Wagner’s attack in our scheme:
Irrelevant since the receiver always chooses different partial excesses at each signing session.
This raises an interesting (and nuanced) difference between the use of signatures in Grin/MW and other UTXO based currencies.
In Bitcoin the private key used in the signature is fixed. The sender has no freedom in choosing the private key as this is based entirely on which utxo is being spent. Multiple attempts to spend the same utxo will necessarily result in multiple reuse of the private key, hence the insecurity around sharing nonces.
The signature is used to prove ownership of the output being spent.
- No freedom to choose private keys == you must securely exchange nonces.
In Grin/MW this is different. The sender and recipient both have freedom is choosing their partial private excess and can ensure a partial excess is never reused.
The signature is used to prove collective ownership of all private keys (existing inputs and new outputs) involved in the transaction.

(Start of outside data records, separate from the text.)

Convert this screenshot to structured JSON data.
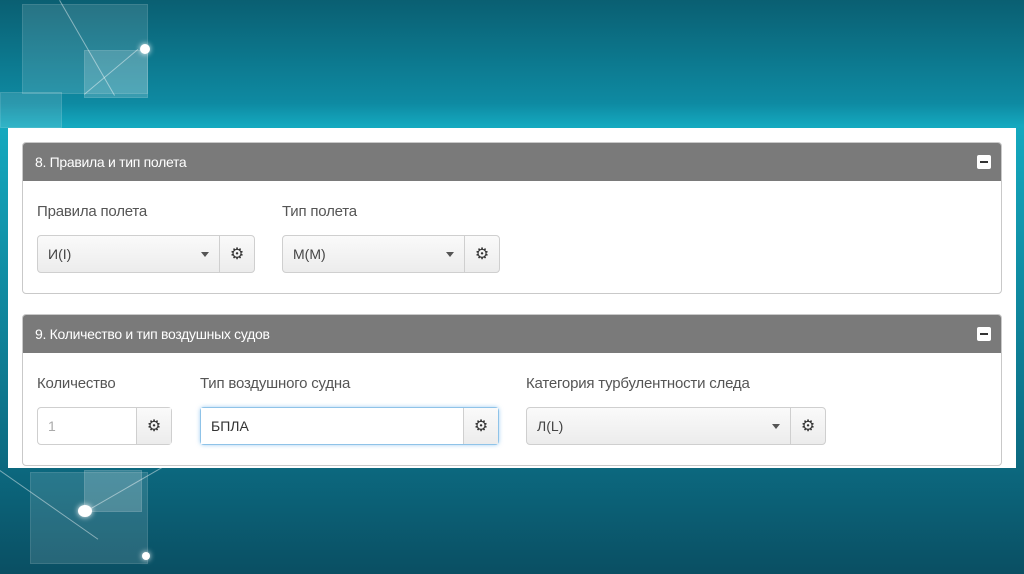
{
  "section8": {
    "title": "8. Правила и тип полета",
    "flight_rules": {
      "label": "Правила полета",
      "value": "И(I)"
    },
    "flight_type": {
      "label": "Тип полета",
      "value": "М(М)"
    }
  },
  "section9": {
    "title": "9. Количество и тип воздушных судов",
    "quantity": {
      "label": "Количество",
      "value": "1"
    },
    "aircraft_type": {
      "label": "Тип воздушного судна",
      "value": "БПЛА"
    },
    "turbulence": {
      "label": "Категория турбулентности следа",
      "value": "Л(L)"
    }
  },
  "icons": {
    "settings": "gear-icon",
    "collapse": "minus-icon",
    "dropdown": "caret-down-icon"
  }
}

- Freedom to choose new private keys each time == greater flexibility around nonce exchange.
Yeah, but what I am noting here with this Wagner’s attack on MuSig is that Blockstream does not tolerate it. And guess what, the threat model to fully protect them, would just be that the MuSig user checks that they never sign two times the same key.

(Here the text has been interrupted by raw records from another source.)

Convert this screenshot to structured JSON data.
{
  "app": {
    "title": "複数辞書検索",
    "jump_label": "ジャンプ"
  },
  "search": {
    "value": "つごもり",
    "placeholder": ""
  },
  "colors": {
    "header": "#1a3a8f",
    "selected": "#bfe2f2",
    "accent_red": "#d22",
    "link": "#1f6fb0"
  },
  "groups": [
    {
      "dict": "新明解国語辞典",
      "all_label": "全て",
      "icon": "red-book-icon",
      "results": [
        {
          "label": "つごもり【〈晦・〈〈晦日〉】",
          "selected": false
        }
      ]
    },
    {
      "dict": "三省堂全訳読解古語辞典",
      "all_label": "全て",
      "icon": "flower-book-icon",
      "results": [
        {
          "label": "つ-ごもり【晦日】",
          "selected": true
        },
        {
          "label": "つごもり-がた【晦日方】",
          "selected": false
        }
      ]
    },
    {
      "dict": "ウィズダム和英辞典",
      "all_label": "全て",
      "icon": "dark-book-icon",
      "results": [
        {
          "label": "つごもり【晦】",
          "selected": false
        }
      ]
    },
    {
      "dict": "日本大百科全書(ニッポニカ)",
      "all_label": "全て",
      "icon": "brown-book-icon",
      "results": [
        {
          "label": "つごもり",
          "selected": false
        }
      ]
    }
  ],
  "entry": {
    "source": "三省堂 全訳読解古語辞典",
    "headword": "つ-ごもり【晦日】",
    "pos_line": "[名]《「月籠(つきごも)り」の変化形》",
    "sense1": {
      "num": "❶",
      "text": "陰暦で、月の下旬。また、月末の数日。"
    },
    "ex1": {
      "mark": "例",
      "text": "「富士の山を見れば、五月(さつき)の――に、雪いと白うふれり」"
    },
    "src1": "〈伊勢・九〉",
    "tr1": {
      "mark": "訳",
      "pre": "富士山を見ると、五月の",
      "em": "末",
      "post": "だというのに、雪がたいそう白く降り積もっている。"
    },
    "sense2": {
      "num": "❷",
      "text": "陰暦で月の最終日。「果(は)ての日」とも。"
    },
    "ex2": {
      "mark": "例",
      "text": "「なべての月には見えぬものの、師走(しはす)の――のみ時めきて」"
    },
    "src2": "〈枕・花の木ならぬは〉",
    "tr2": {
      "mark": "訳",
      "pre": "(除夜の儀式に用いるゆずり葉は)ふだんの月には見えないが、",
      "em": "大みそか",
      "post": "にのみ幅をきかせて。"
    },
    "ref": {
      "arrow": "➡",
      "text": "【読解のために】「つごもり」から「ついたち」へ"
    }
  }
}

There is a criticial attack I described above Eliminating finalize step which is protected by a uniqueness check. As I said, on the paper we have theoretically two solutions to prevent from this attack:
- User checks nonce or
timestamp
uniqueness. - Nonce uniqueness is ensured at consensus level.
What MuSig and Blockstream are clearly telling us, and that I have been telling for months now, by adding a third round to prevent the Wagner’s attack and relief a (uniqueness) check burdon from the user is that solution 1. makes striclty no sense at all.
Finally say hi to kernel uniqueness at consensus level.
Yes agreed. Things would be way easier if we had kernel uniqueness enforced at the consensus level. In this case we’d enforce uniqueness, not on the public excess, but on the nonce R
.
We just need to find a way to do this efficiently across the full set of global kernels. And this as far as we understand, is unfortunately impossible.
Oh yeah, totally impossible, I think we can give up and just leave Grin as it is. I think I never provided several solutitons to do it. This is too sad.
The issue with bitcoin is that for an existing UTXO this is not possible. Multiple aborted attempts to spend this utxo will necessarily result in multiple uses of the same key.